12/11/2013 10:52 am ET Updated Feb 10, 2014

Reading the Bible As a Human Being

About nine years ago, my synagogue, our local Catholic church, and others in Sharon, Massachusetts held a joint program called "Catholics and Jews Learning Together." Our congregations met and read about the different ways we each understand Scripture.

We began grappling with the different ways Catholics and Jews have historically read the same Bible stories: Is the Adam story about Original Sin or free will? Is the story of Jacob and Esau about a new covenant, or it is about competing tribes? Is Abraham offering up the ram in place of his son a foreshadowing of Jesus or testimony to the faith of Israel?

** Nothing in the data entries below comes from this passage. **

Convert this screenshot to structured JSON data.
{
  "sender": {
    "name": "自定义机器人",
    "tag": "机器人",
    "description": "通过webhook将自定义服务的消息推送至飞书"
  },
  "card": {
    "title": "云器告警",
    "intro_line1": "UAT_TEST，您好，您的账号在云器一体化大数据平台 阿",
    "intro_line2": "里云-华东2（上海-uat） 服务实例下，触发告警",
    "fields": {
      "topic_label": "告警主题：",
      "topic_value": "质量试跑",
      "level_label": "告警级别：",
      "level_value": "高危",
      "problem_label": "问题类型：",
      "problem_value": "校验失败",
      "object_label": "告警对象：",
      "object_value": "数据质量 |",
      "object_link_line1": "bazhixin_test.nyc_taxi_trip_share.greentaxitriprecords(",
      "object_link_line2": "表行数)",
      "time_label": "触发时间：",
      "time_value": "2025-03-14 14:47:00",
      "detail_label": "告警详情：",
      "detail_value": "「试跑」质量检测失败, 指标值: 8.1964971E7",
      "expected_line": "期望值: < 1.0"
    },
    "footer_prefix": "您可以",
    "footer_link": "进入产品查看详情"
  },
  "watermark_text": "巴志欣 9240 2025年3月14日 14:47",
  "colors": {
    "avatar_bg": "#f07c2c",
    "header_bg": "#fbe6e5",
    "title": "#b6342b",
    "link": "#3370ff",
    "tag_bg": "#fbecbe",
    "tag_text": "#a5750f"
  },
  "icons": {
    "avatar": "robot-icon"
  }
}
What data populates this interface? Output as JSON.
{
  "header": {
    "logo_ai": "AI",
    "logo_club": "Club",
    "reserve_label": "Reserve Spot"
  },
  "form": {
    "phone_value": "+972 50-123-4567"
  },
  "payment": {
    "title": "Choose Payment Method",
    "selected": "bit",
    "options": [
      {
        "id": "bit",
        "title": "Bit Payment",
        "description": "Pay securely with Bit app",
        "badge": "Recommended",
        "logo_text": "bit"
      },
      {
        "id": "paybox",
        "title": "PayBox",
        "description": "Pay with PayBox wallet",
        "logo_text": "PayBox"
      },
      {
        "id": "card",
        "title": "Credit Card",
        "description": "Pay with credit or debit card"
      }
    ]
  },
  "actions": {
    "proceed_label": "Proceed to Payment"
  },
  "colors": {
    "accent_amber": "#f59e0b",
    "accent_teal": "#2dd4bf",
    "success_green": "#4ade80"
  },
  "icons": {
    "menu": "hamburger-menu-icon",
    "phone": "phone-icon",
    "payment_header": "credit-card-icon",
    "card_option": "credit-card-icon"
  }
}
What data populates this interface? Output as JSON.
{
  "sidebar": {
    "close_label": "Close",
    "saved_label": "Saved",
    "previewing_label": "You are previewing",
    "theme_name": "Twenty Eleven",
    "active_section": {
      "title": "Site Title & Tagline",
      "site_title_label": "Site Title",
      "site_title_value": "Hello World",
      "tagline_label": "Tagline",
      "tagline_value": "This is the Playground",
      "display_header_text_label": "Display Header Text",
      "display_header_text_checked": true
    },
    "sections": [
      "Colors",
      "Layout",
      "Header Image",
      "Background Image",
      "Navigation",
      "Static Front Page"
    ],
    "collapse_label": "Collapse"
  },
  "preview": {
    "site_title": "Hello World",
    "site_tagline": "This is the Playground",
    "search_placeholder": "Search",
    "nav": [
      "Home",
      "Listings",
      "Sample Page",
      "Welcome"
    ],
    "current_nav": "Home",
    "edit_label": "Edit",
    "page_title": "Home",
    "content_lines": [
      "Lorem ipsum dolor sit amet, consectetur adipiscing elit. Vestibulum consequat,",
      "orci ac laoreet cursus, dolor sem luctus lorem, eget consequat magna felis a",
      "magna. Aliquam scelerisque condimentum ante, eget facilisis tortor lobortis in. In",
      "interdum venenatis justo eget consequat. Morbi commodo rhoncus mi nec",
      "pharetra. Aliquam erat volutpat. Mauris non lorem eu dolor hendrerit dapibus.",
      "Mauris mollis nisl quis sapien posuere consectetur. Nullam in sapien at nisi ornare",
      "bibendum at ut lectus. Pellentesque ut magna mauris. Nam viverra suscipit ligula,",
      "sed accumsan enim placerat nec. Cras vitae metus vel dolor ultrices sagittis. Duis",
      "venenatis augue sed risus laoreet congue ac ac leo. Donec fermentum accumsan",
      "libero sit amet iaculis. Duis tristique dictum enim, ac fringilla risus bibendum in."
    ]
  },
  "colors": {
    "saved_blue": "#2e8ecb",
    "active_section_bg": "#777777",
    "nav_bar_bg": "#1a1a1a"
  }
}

We had amazing discussions. On the last evening we met, off the cuff I said to my new Catholic friends, "We have Torah study every Saturday morning. If you would like to come and see what it is all about, you are more than welcome."

Since then, members of the church have been coming to our synagogue's Torah study every week. There is no proselytizing or imposing, only respect and friendship. In fact, several years ago, as one Irish Catholic friend headed off to synagogue in the morning, his son casually asked him, "Going to shul, Dad?"

The group has grown over the years. A diverse group from every walk of life now shows up for coffee, a nosh (usually a bagel and cream cheese), and some learning. And the diversity has enhanced the learning, not diminished it.

People tend to get out of studying Scripture what they put into it. We find what we are looking for. Some come with an agenda to learn about the worldview of the Israelites and compare the Torah to other Ancient Near Eastern literature and archaeology. Others come to the synagogue's Torah study to find out how the Rabbis derived Jewish ethics and theology from the text. And some come with a more personal agenda, to use the Torah as a spiritual handbook to grow as a person. We use different commentaries for different questions.

More than the commentaries, we learn from listening to each other. It is a fundamental understanding of the group that everyone has something to learn and something to teach. Truth is sought through dialogue. But this only works if we read the Bible as human beings first, and then afterwards as members of our different religions.

For me personally, the Torah is like a deep lake. The waters are made of our collective memories, dreams, and fantasies from our ancient ancestors until today. The sublime and the ugly are all in there. Everything from "Love your neighbor as yourself" and being made in God's image to plagues and biblical genocides are swirling around. And yet the surface of the lake reflects who we are as we gaze into it. The Torah thus contains and mirrors the entire human condition.

We are what we read. And we can read the Bible together - first and foremost - as human beings.